All notebooks now take demand segments as defined in the parameters.xls
settings. Results of the mode choice model are as valid as in v1.0.0.
Bugfix: Notebooks don't produce assertion errors when executed from the launcher, unless required for model results.
First release
This release incorporates
- a detailed, realistic network model for the region of Germany based on open data,
- level-of-service attributes time and price for seven different modes,
- 401 traffic zones on NUTS3-level resolution with corresponding socio-demographic data,
- an accurate mode choice model based on MiD2017 B2 data,
- calculation of traffic by mode within traffic zones,
- calculation of emissions for the entire transport system.

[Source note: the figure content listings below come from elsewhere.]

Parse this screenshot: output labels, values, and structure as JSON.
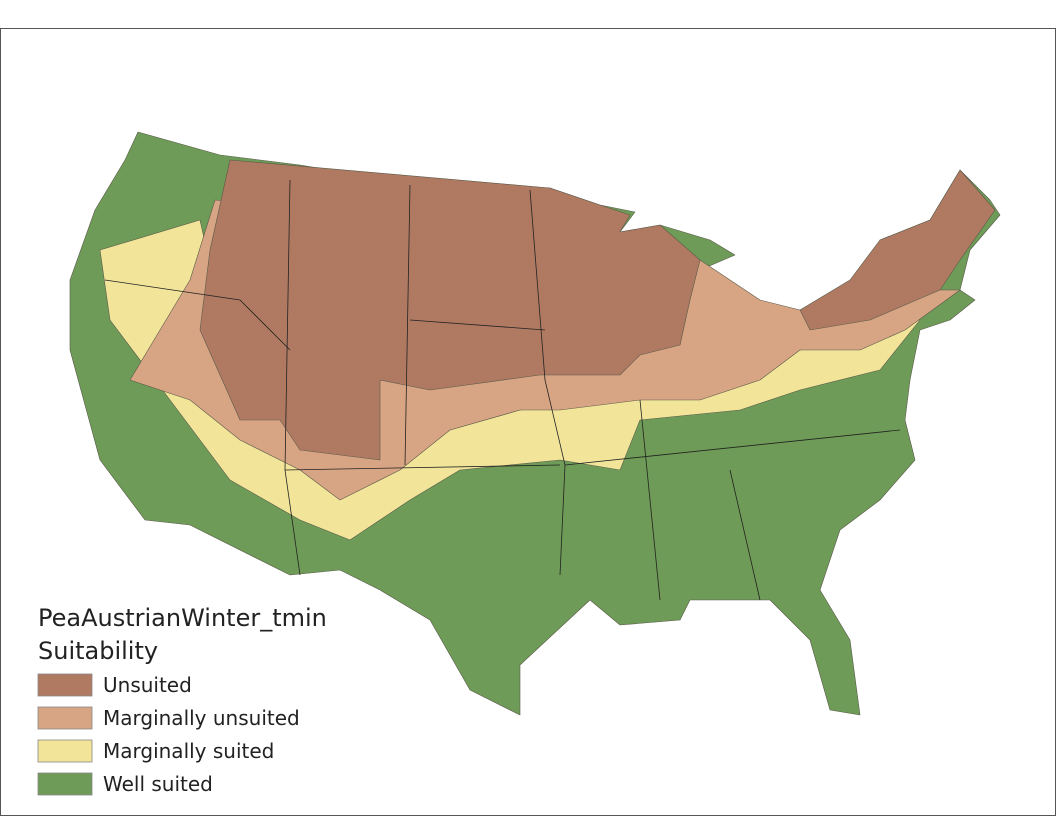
{
  "legend": {
    "title": "PeaAustrianWinter_tmin",
    "subtitle": "Suitability",
    "items": [
      {
        "label": "Unsuited",
        "color": "#b07a62"
      },
      {
        "label": "Marginally unsuited",
        "color": "#d8a584"
      },
      {
        "label": "Marginally suited",
        "color": "#f2e59a"
      },
      {
        "label": "Well suited",
        "color": "#6e9b57"
      }
    ]
  }
}
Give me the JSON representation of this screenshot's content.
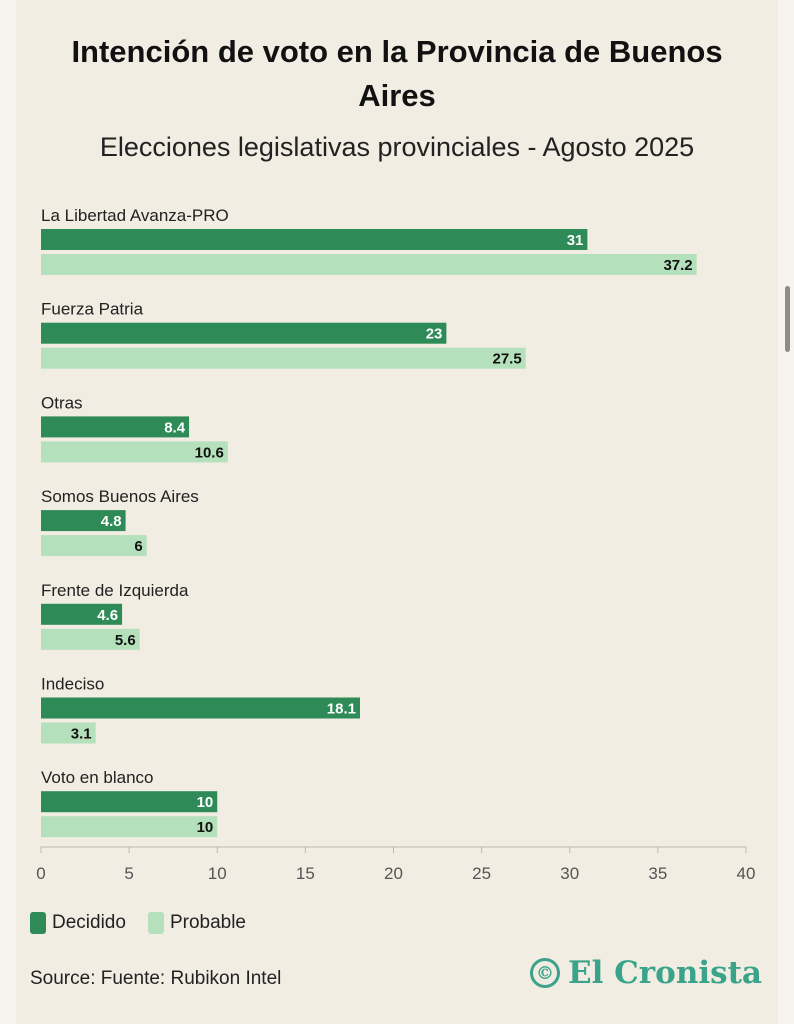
{
  "title": "Intención de voto en la Provincia de Buenos Aires",
  "subtitle": "Elecciones legislativas provinciales - Agosto 2025",
  "source": "Source: Fuente: Rubikon Intel",
  "logo": "El Cronista",
  "logo_mark": "©",
  "colors": {
    "decidido": "#2e8b57",
    "probable": "#b4e0bb",
    "background": "#f2ede3"
  },
  "chart_data": {
    "type": "bar",
    "orientation": "horizontal",
    "categories": [
      "La Libertad Avanza-PRO",
      "Fuerza Patria",
      "Otras",
      "Somos Buenos Aires",
      "Frente de Izquierda",
      "Indeciso",
      "Voto en blanco"
    ],
    "series": [
      {
        "name": "Decidido",
        "values": [
          31,
          23,
          8.4,
          4.8,
          4.6,
          18.1,
          10
        ]
      },
      {
        "name": "Probable",
        "values": [
          37.2,
          27.5,
          10.6,
          6,
          5.6,
          3.1,
          10
        ]
      }
    ],
    "xlim": [
      0,
      40
    ],
    "xticks": [
      0,
      5,
      10,
      15,
      20,
      25,
      30,
      35,
      40
    ],
    "legend": "bottom-left",
    "grid": false
  }
}
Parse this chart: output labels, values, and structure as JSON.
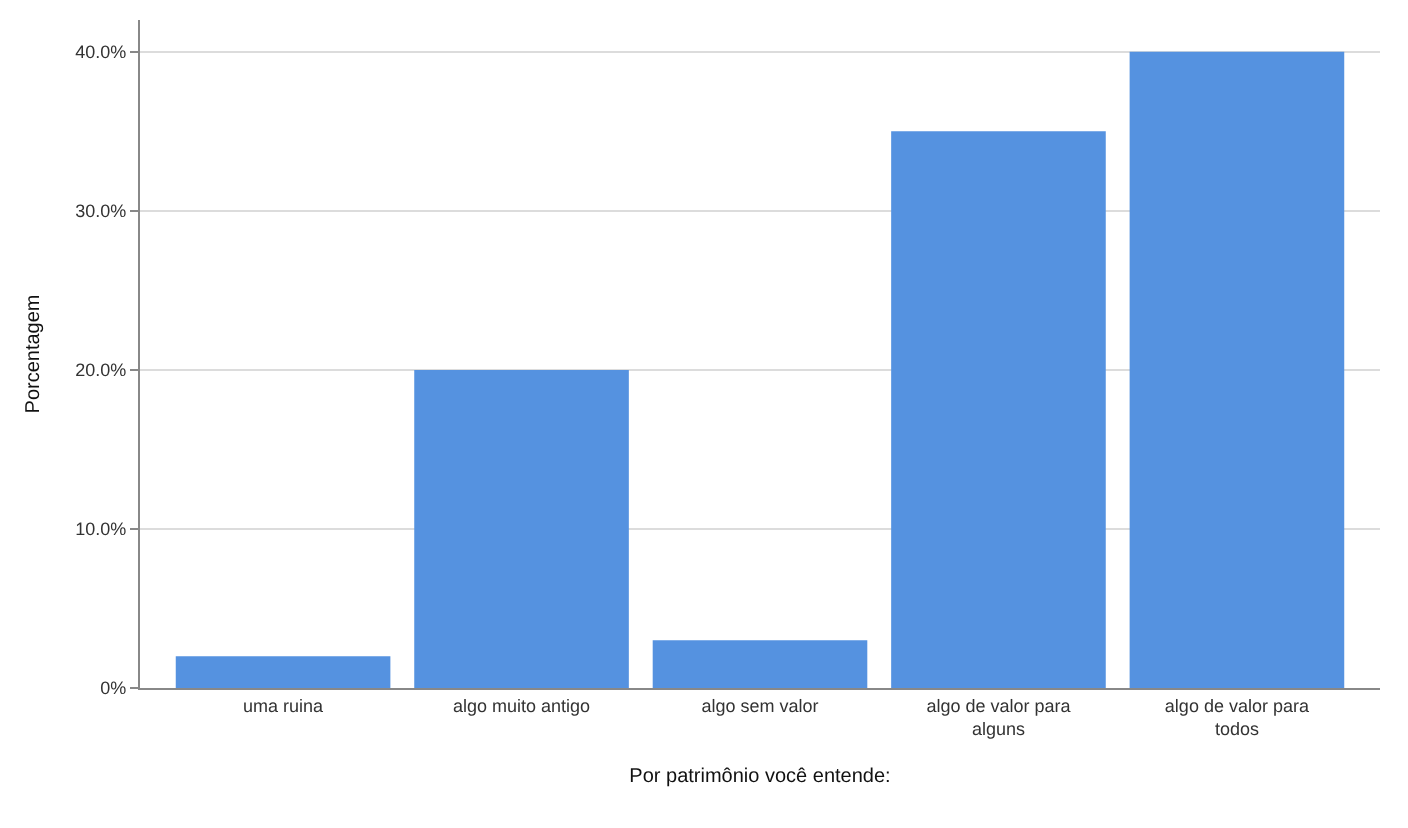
{
  "chart_data": {
    "type": "bar",
    "xlabel": "Por patrimônio você entende:",
    "ylabel": "Porcentagem",
    "categories": [
      "uma ruina",
      "algo muito antigo",
      "algo sem valor",
      "algo de valor para alguns",
      "algo de valor para todos"
    ],
    "values": [
      2.0,
      20.0,
      3.0,
      35.0,
      40.0
    ],
    "color": "#5592e0",
    "ylim": [
      0,
      42
    ],
    "yticks": [
      {
        "value": 0,
        "label": "0%"
      },
      {
        "value": 10,
        "label": "10.0%"
      },
      {
        "value": 20,
        "label": "20.0%"
      },
      {
        "value": 30,
        "label": "30.0%"
      },
      {
        "value": 40,
        "label": "40.0%"
      }
    ],
    "grid": "y"
  }
}
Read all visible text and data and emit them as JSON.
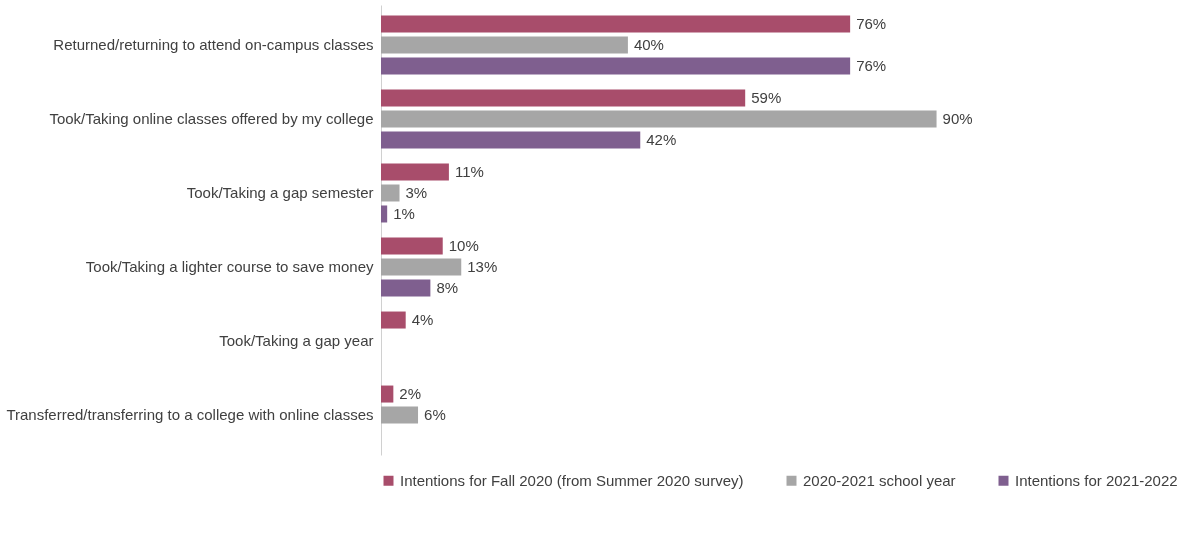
{
  "chart_data": {
    "type": "bar",
    "orientation": "horizontal",
    "legend": "bottom",
    "categories": [
      "Returned/returning to  attend on-campus classes",
      "Took/Taking online classes offered by my college",
      "Took/Taking a gap semester",
      "Took/Taking a lighter course to save money",
      "Took/Taking a gap year",
      "Transferred/transferring to a college with online classes"
    ],
    "series": [
      {
        "name": "Intentions for Fall 2020 (from Summer 2020 survey)",
        "color": "#a84d6b",
        "values": [
          76,
          59,
          11,
          10,
          4,
          2
        ],
        "value_labels": [
          "76%",
          "59%",
          "11%",
          "10%",
          "4%",
          "2%"
        ]
      },
      {
        "name": "2020-2021 school year",
        "color": "#a6a6a6",
        "values": [
          40,
          90,
          3,
          13,
          null,
          6
        ],
        "value_labels": [
          "40%",
          "90%",
          "3%",
          "13%",
          null,
          "6%"
        ]
      },
      {
        "name": "Intentions for 2021-2022",
        "color": "#7f5f8f",
        "values": [
          76,
          42,
          1,
          8,
          null,
          null
        ],
        "value_labels": [
          "76%",
          "42%",
          "1%",
          "8%",
          null,
          null
        ]
      }
    ]
  }
}
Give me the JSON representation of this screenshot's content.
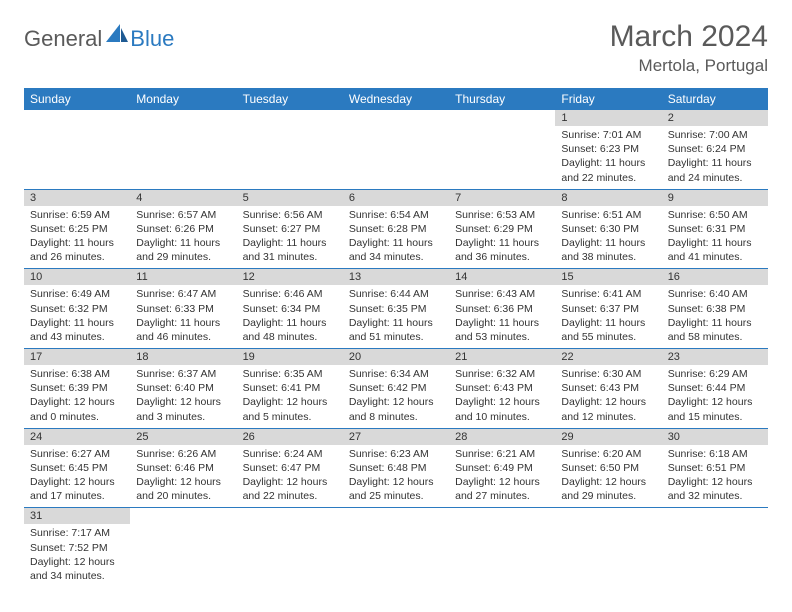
{
  "logo": {
    "part1": "General",
    "part2": "Blue"
  },
  "title": "March 2024",
  "location": "Mertola, Portugal",
  "colors": {
    "header_bg": "#2b7ac0",
    "header_text": "#ffffff",
    "daynum_bg": "#d9d9d9",
    "border": "#2b7ac0",
    "title_text": "#5a5a5a"
  },
  "weekdays": [
    "Sunday",
    "Monday",
    "Tuesday",
    "Wednesday",
    "Thursday",
    "Friday",
    "Saturday"
  ],
  "weeks": [
    [
      null,
      null,
      null,
      null,
      null,
      {
        "n": "1",
        "sr": "Sunrise: 7:01 AM",
        "ss": "Sunset: 6:23 PM",
        "dl1": "Daylight: 11 hours",
        "dl2": "and 22 minutes."
      },
      {
        "n": "2",
        "sr": "Sunrise: 7:00 AM",
        "ss": "Sunset: 6:24 PM",
        "dl1": "Daylight: 11 hours",
        "dl2": "and 24 minutes."
      }
    ],
    [
      {
        "n": "3",
        "sr": "Sunrise: 6:59 AM",
        "ss": "Sunset: 6:25 PM",
        "dl1": "Daylight: 11 hours",
        "dl2": "and 26 minutes."
      },
      {
        "n": "4",
        "sr": "Sunrise: 6:57 AM",
        "ss": "Sunset: 6:26 PM",
        "dl1": "Daylight: 11 hours",
        "dl2": "and 29 minutes."
      },
      {
        "n": "5",
        "sr": "Sunrise: 6:56 AM",
        "ss": "Sunset: 6:27 PM",
        "dl1": "Daylight: 11 hours",
        "dl2": "and 31 minutes."
      },
      {
        "n": "6",
        "sr": "Sunrise: 6:54 AM",
        "ss": "Sunset: 6:28 PM",
        "dl1": "Daylight: 11 hours",
        "dl2": "and 34 minutes."
      },
      {
        "n": "7",
        "sr": "Sunrise: 6:53 AM",
        "ss": "Sunset: 6:29 PM",
        "dl1": "Daylight: 11 hours",
        "dl2": "and 36 minutes."
      },
      {
        "n": "8",
        "sr": "Sunrise: 6:51 AM",
        "ss": "Sunset: 6:30 PM",
        "dl1": "Daylight: 11 hours",
        "dl2": "and 38 minutes."
      },
      {
        "n": "9",
        "sr": "Sunrise: 6:50 AM",
        "ss": "Sunset: 6:31 PM",
        "dl1": "Daylight: 11 hours",
        "dl2": "and 41 minutes."
      }
    ],
    [
      {
        "n": "10",
        "sr": "Sunrise: 6:49 AM",
        "ss": "Sunset: 6:32 PM",
        "dl1": "Daylight: 11 hours",
        "dl2": "and 43 minutes."
      },
      {
        "n": "11",
        "sr": "Sunrise: 6:47 AM",
        "ss": "Sunset: 6:33 PM",
        "dl1": "Daylight: 11 hours",
        "dl2": "and 46 minutes."
      },
      {
        "n": "12",
        "sr": "Sunrise: 6:46 AM",
        "ss": "Sunset: 6:34 PM",
        "dl1": "Daylight: 11 hours",
        "dl2": "and 48 minutes."
      },
      {
        "n": "13",
        "sr": "Sunrise: 6:44 AM",
        "ss": "Sunset: 6:35 PM",
        "dl1": "Daylight: 11 hours",
        "dl2": "and 51 minutes."
      },
      {
        "n": "14",
        "sr": "Sunrise: 6:43 AM",
        "ss": "Sunset: 6:36 PM",
        "dl1": "Daylight: 11 hours",
        "dl2": "and 53 minutes."
      },
      {
        "n": "15",
        "sr": "Sunrise: 6:41 AM",
        "ss": "Sunset: 6:37 PM",
        "dl1": "Daylight: 11 hours",
        "dl2": "and 55 minutes."
      },
      {
        "n": "16",
        "sr": "Sunrise: 6:40 AM",
        "ss": "Sunset: 6:38 PM",
        "dl1": "Daylight: 11 hours",
        "dl2": "and 58 minutes."
      }
    ],
    [
      {
        "n": "17",
        "sr": "Sunrise: 6:38 AM",
        "ss": "Sunset: 6:39 PM",
        "dl1": "Daylight: 12 hours",
        "dl2": "and 0 minutes."
      },
      {
        "n": "18",
        "sr": "Sunrise: 6:37 AM",
        "ss": "Sunset: 6:40 PM",
        "dl1": "Daylight: 12 hours",
        "dl2": "and 3 minutes."
      },
      {
        "n": "19",
        "sr": "Sunrise: 6:35 AM",
        "ss": "Sunset: 6:41 PM",
        "dl1": "Daylight: 12 hours",
        "dl2": "and 5 minutes."
      },
      {
        "n": "20",
        "sr": "Sunrise: 6:34 AM",
        "ss": "Sunset: 6:42 PM",
        "dl1": "Daylight: 12 hours",
        "dl2": "and 8 minutes."
      },
      {
        "n": "21",
        "sr": "Sunrise: 6:32 AM",
        "ss": "Sunset: 6:43 PM",
        "dl1": "Daylight: 12 hours",
        "dl2": "and 10 minutes."
      },
      {
        "n": "22",
        "sr": "Sunrise: 6:30 AM",
        "ss": "Sunset: 6:43 PM",
        "dl1": "Daylight: 12 hours",
        "dl2": "and 12 minutes."
      },
      {
        "n": "23",
        "sr": "Sunrise: 6:29 AM",
        "ss": "Sunset: 6:44 PM",
        "dl1": "Daylight: 12 hours",
        "dl2": "and 15 minutes."
      }
    ],
    [
      {
        "n": "24",
        "sr": "Sunrise: 6:27 AM",
        "ss": "Sunset: 6:45 PM",
        "dl1": "Daylight: 12 hours",
        "dl2": "and 17 minutes."
      },
      {
        "n": "25",
        "sr": "Sunrise: 6:26 AM",
        "ss": "Sunset: 6:46 PM",
        "dl1": "Daylight: 12 hours",
        "dl2": "and 20 minutes."
      },
      {
        "n": "26",
        "sr": "Sunrise: 6:24 AM",
        "ss": "Sunset: 6:47 PM",
        "dl1": "Daylight: 12 hours",
        "dl2": "and 22 minutes."
      },
      {
        "n": "27",
        "sr": "Sunrise: 6:23 AM",
        "ss": "Sunset: 6:48 PM",
        "dl1": "Daylight: 12 hours",
        "dl2": "and 25 minutes."
      },
      {
        "n": "28",
        "sr": "Sunrise: 6:21 AM",
        "ss": "Sunset: 6:49 PM",
        "dl1": "Daylight: 12 hours",
        "dl2": "and 27 minutes."
      },
      {
        "n": "29",
        "sr": "Sunrise: 6:20 AM",
        "ss": "Sunset: 6:50 PM",
        "dl1": "Daylight: 12 hours",
        "dl2": "and 29 minutes."
      },
      {
        "n": "30",
        "sr": "Sunrise: 6:18 AM",
        "ss": "Sunset: 6:51 PM",
        "dl1": "Daylight: 12 hours",
        "dl2": "and 32 minutes."
      }
    ],
    [
      {
        "n": "31",
        "sr": "Sunrise: 7:17 AM",
        "ss": "Sunset: 7:52 PM",
        "dl1": "Daylight: 12 hours",
        "dl2": "and 34 minutes."
      },
      null,
      null,
      null,
      null,
      null,
      null
    ]
  ]
}
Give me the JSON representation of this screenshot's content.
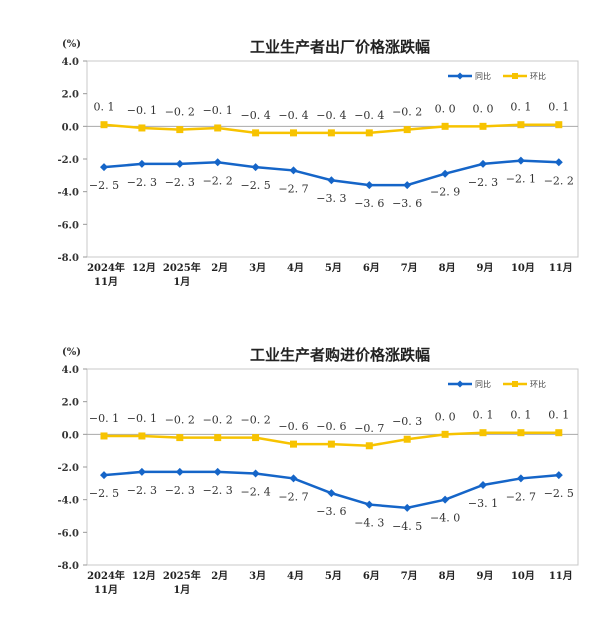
{
  "colors": {
    "yoy": "#1565c8",
    "mom": "#f7c300",
    "frame": "#c8c8c8"
  },
  "chart_data": [
    {
      "type": "line",
      "title": "工业生产者出厂价格涨跌幅",
      "unit_label": "(%)",
      "ylim": [
        -8.0,
        4.0
      ],
      "yticks": [
        "4.0",
        "2.0",
        "0.0",
        "-2.0",
        "-4.0",
        "-6.0",
        "-8.0"
      ],
      "categories": [
        [
          "2024年",
          "11月"
        ],
        [
          "12月"
        ],
        [
          "2025年",
          "1月"
        ],
        [
          "2月"
        ],
        [
          "3月"
        ],
        [
          "4月"
        ],
        [
          "5月"
        ],
        [
          "6月"
        ],
        [
          "7月"
        ],
        [
          "8月"
        ],
        [
          "9月"
        ],
        [
          "10月"
        ],
        [
          "11月"
        ]
      ],
      "legend": "top-right",
      "grid": false,
      "series": [
        {
          "name": "同比",
          "color": "#1565c8",
          "marker": "diamond",
          "values": [
            -2.5,
            -2.3,
            -2.3,
            -2.2,
            -2.5,
            -2.7,
            -3.3,
            -3.6,
            -3.6,
            -2.9,
            -2.3,
            -2.1,
            -2.2
          ]
        },
        {
          "name": "环比",
          "color": "#f7c300",
          "marker": "square",
          "values": [
            0.1,
            -0.1,
            -0.2,
            -0.1,
            -0.4,
            -0.4,
            -0.4,
            -0.4,
            -0.2,
            0.0,
            0.0,
            0.1,
            0.1
          ]
        }
      ]
    },
    {
      "type": "line",
      "title": "工业生产者购进价格涨跌幅",
      "unit_label": "(%)",
      "ylim": [
        -8.0,
        4.0
      ],
      "yticks": [
        "4.0",
        "2.0",
        "0.0",
        "-2.0",
        "-4.0",
        "-6.0",
        "-8.0"
      ],
      "categories": [
        [
          "2024年",
          "11月"
        ],
        [
          "12月"
        ],
        [
          "2025年",
          "1月"
        ],
        [
          "2月"
        ],
        [
          "3月"
        ],
        [
          "4月"
        ],
        [
          "5月"
        ],
        [
          "6月"
        ],
        [
          "7月"
        ],
        [
          "8月"
        ],
        [
          "9月"
        ],
        [
          "10月"
        ],
        [
          "11月"
        ]
      ],
      "legend": "top-right",
      "grid": false,
      "series": [
        {
          "name": "同比",
          "color": "#1565c8",
          "marker": "diamond",
          "values": [
            -2.5,
            -2.3,
            -2.3,
            -2.3,
            -2.4,
            -2.7,
            -3.6,
            -4.3,
            -4.5,
            -4.0,
            -3.1,
            -2.7,
            -2.5
          ]
        },
        {
          "name": "环比",
          "color": "#f7c300",
          "marker": "square",
          "values": [
            -0.1,
            -0.1,
            -0.2,
            -0.2,
            -0.2,
            -0.6,
            -0.6,
            -0.7,
            -0.3,
            0.0,
            0.1,
            0.1,
            0.1
          ]
        }
      ]
    }
  ]
}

Compared to official statistics, quetzal_germany yields valid results for mode choice between traffic zones (except lower estimations for air traffic). It does not yet include endogenous simulation of trip volumes (currently coming from the "Verkehrsverflechtungsprognose 2030"), which produces inconsistencies in the distance distribution of trips. Resulting pkm show an over-estimation of car travel and an under-estimation of long-distance rail travel within reasonable bounds. Results can be used for any susequent calculations, which do not explicitly focus on air traffic. Find them attached for pkm in the trip's origin zone on NUTS3-level and on NUTS1-level with additional information for emissions, travel time, and prices.